Step 4 – Pupil Practice
Happy that pupils are able to copy the process and understand it, I would now provide a worksheet for them to complete. I will not differentiate the worksheet; every child will have equal access to the work.
To differentiate the work sheet would only lead to an increase in the attainment gap. The differentiation will come from additional instruction that I may give during this time.
The worksheet that I would give would not be 20 questions of the same topic. Here I would make use of interleaving. 10 questions of what I have taught would be on the sheet in random order, the other 10 questions would be made up from previous taught content.
Read more about interleaving: 8 Differentiation Strategies You Can Use Across The Attainment Gap
Again, these would be allocated in a random order so that pupils have to switch between what has been taught in this moment and strengthening the retrieval of previously learnt content. This continuous switching helps the encoding process.
Where possible make the content relatable to what has been taught; for example, as I have taught multiplication I would have some division questions from the previous year’s objectives in there to reinforce that division is the inverse of multiplication.
When revising for SATs you may want to interleave long multiplication problems with long division problems to further reinforce the relationship between the two.
The last multiplication question would also have a different multiplier than 11 to see if pupils could apply the process when the demand on working memory is greater.
As this happens, I would be circulating the room to gauge how pupils are doing – not only on the questions from this lesson but previous content too. Pupils are free to skip over questions that they are not sure of.
Step 5 – Shared marking
In this step, pupils will be called on to give answers and the whole class can mark as they hear the answer. If some of them disagree with an answer we can discuss it as a class until the correct answer is found.
Step 6 – Diagnostic question
Diagnostic assessments are an incredibly effective way to see into pupils’ understanding of a concept. They work by posing a question and giving 4 possible answers.
While one answer is correct, the other three distractors will be carefully planned to show a specific misconception. An example of the one I would use in this lesson is below.
Which question shows the correct answer?
In this example A is correct but you can see how each other answer could be an error a child could make:
- In B they have dropped a zero when multiplying by the ones.
- In C they forgot to drop the zero when multiplying by the tens column
- In D they forgot to add on the one that had been carried over when the added 8 to 6.
It is having this selection of incorrect answers that makes diagnostic questions so powerful; they clearly identify what the pupil is thinking, and can provide you with immediate feedback on performance which you can correct based on the answer given.
When doing this in lessons, I assign each letter a number so A=1, B=2 etc which corresponds with the number of fingers I want them to hold up. I then give the command ‘think’. Pupils will think about what the correct answer is.
I will then say ‘hide’ and they will cover the fingers they wish to show on one hand with the other. Finally, I will say ‘show’ and the pupils show me the corresponding finger and I can quickly look around the classroom to see the answers they have given.
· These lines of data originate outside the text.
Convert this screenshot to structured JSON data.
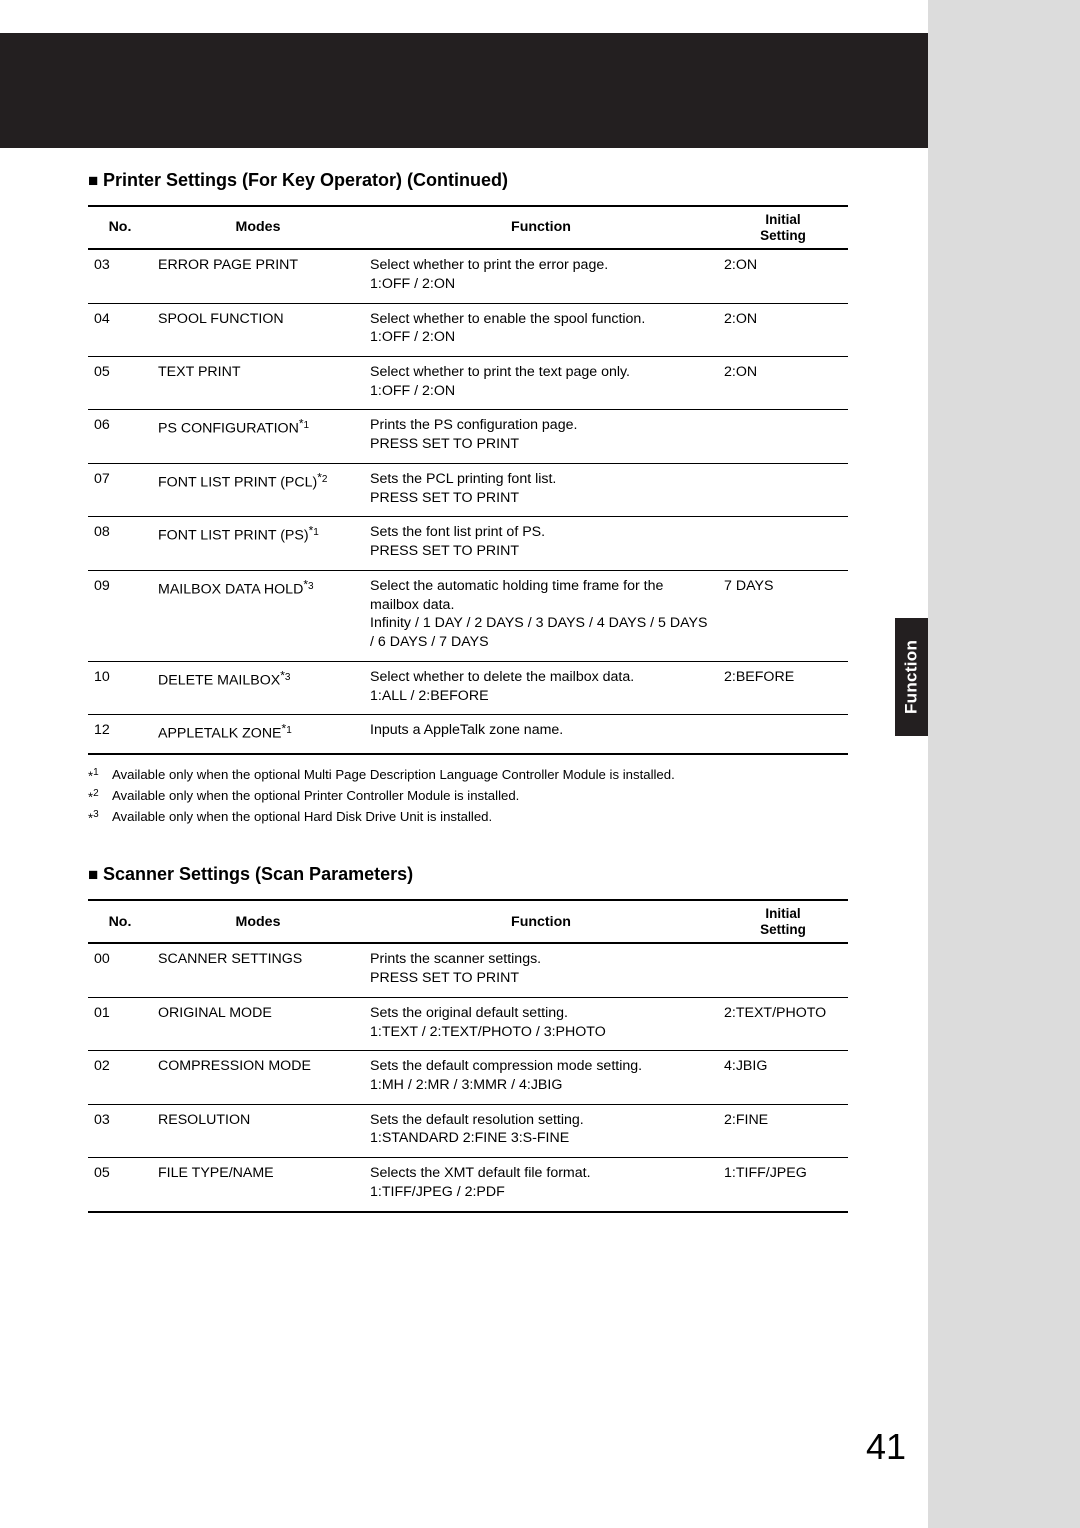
{
  "side_tab": "Function",
  "page_number": "41",
  "section1": {
    "title": "Printer Settings  (For Key Operator) (Continued)",
    "headers": {
      "no": "No.",
      "modes": "Modes",
      "function": "Function",
      "initial": "Initial\nSetting"
    },
    "rows": [
      {
        "no": "03",
        "mode": "ERROR PAGE PRINT",
        "sup": "",
        "func_l1": "Select whether to print the error page.",
        "func_l2": "1:OFF / 2:ON",
        "init": "2:ON"
      },
      {
        "no": "04",
        "mode": "SPOOL FUNCTION",
        "sup": "",
        "func_l1": "Select whether to enable the spool function.",
        "func_l2": "1:OFF / 2:ON",
        "init": "2:ON"
      },
      {
        "no": "05",
        "mode": "TEXT PRINT",
        "sup": "",
        "func_l1": "Select whether to print the text page only.",
        "func_l2": "1:OFF / 2:ON",
        "init": "2:ON"
      },
      {
        "no": "06",
        "mode": "PS CONFIGURATION",
        "sup": "1",
        "func_l1": "Prints the PS configuration page.",
        "func_l2": "PRESS SET TO PRINT",
        "init": ""
      },
      {
        "no": "07",
        "mode": "FONT LIST PRINT (PCL)",
        "sup": "2",
        "func_l1": "Sets the PCL printing font list.",
        "func_l2": "PRESS SET TO PRINT",
        "init": ""
      },
      {
        "no": "08",
        "mode": "FONT LIST PRINT (PS)",
        "sup": "1",
        "func_l1": "Sets the font list print of PS.",
        "func_l2": "PRESS SET TO PRINT",
        "init": ""
      },
      {
        "no": "09",
        "mode": "MAILBOX DATA HOLD",
        "sup": "3",
        "func_l1": "Select the automatic holding time frame for the mailbox data.",
        "func_l2": "Infinity / 1 DAY / 2 DAYS / 3 DAYS / 4 DAYS / 5 DAYS / 6 DAYS / 7 DAYS",
        "init": "7 DAYS"
      },
      {
        "no": "10",
        "mode": "DELETE MAILBOX",
        "sup": "3",
        "func_l1": "Select whether to delete the mailbox data.",
        "func_l2": "1:ALL / 2:BEFORE",
        "init": "2:BEFORE"
      },
      {
        "no": "12",
        "mode": "APPLETALK ZONE",
        "sup": "1",
        "func_l1": "Inputs a AppleTalk zone name.",
        "func_l2": "",
        "init": ""
      }
    ],
    "footnotes": [
      {
        "mark": "1",
        "text": "Available only when the optional Multi Page Description Language Controller Module is installed."
      },
      {
        "mark": "2",
        "text": "Available only when the optional Printer Controller Module is installed."
      },
      {
        "mark": "3",
        "text": "Available only when the optional Hard Disk Drive Unit is installed."
      }
    ]
  },
  "section2": {
    "title": "Scanner Settings (Scan Parameters)",
    "headers": {
      "no": "No.",
      "modes": "Modes",
      "function": "Function",
      "initial": "Initial\nSetting"
    },
    "rows": [
      {
        "no": "00",
        "mode": "SCANNER SETTINGS",
        "sup": "",
        "func_l1": "Prints the scanner settings.",
        "func_l2": "PRESS SET TO PRINT",
        "init": ""
      },
      {
        "no": "01",
        "mode": "ORIGINAL MODE",
        "sup": "",
        "func_l1": "Sets the original default setting.",
        "func_l2": "1:TEXT / 2:TEXT/PHOTO / 3:PHOTO",
        "init": "2:TEXT/PHOTO"
      },
      {
        "no": "02",
        "mode": "COMPRESSION MODE",
        "sup": "",
        "func_l1": "Sets the default compression mode setting.",
        "func_l2": "1:MH / 2:MR / 3:MMR / 4:JBIG",
        "init": "4:JBIG"
      },
      {
        "no": "03",
        "mode": "RESOLUTION",
        "sup": "",
        "func_l1": "Sets the default resolution setting.",
        "func_l2": "1:STANDARD 2:FINE 3:S-FINE",
        "init": "2:FINE"
      },
      {
        "no": "05",
        "mode": "FILE TYPE/NAME",
        "sup": "",
        "func_l1": "Selects the XMT default file format.",
        "func_l2": "1:TIFF/JPEG / 2:PDF",
        "init": "1:TIFF/JPEG"
      }
    ]
  }
}
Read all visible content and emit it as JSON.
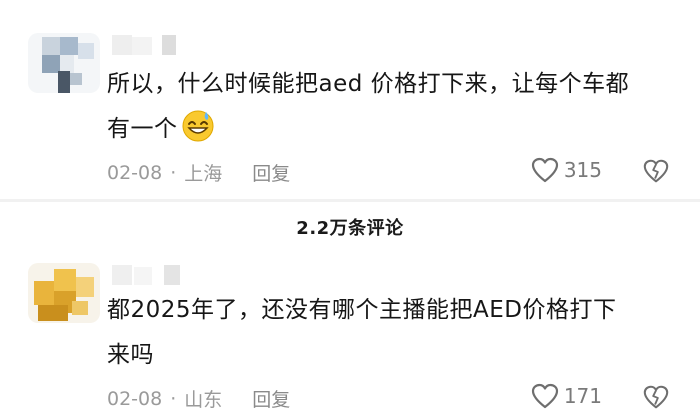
{
  "comments": [
    {
      "text_line1": "所以，什么时候能把aed 价格打下来，让每个车都",
      "text_line2": "有一个",
      "emoji": "grinning-sweat-emoji",
      "date": "02-08",
      "separator": "·",
      "location": "上海",
      "reply_label": "回复",
      "likes": "315"
    },
    {
      "text_line1": "都2025年了，还没有哪个主播能把AED价格打下",
      "text_line2": "来吗",
      "date": "02-08",
      "separator": "·",
      "location": "山东",
      "reply_label": "回复",
      "likes": "171"
    }
  ],
  "total_comments_label": "2.2万条评论",
  "colors": {
    "text": "#161616",
    "meta": "#9a9a9a",
    "divider": "#f1f1f1"
  }
}
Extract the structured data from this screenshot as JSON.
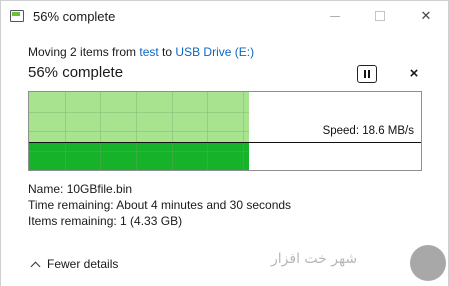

The other benefit of diagnostic questions is to discuss through the wrong answers and get the bottom of why they are wrong. These make for fantastic discussion points and really get the class thinking and looking to find the errors.
The Third Space Learning Maths Hub has a large collection of diagnostic assessments available for download.
It worth repeating again that the main aims for this lesson are to build pupil confidence and begin to learn this method of multiplication.
As their confidence grows and the process is embedded further, the multiplier can be changed and reasoning and problem solving questions can be introduced and answered with greater independence.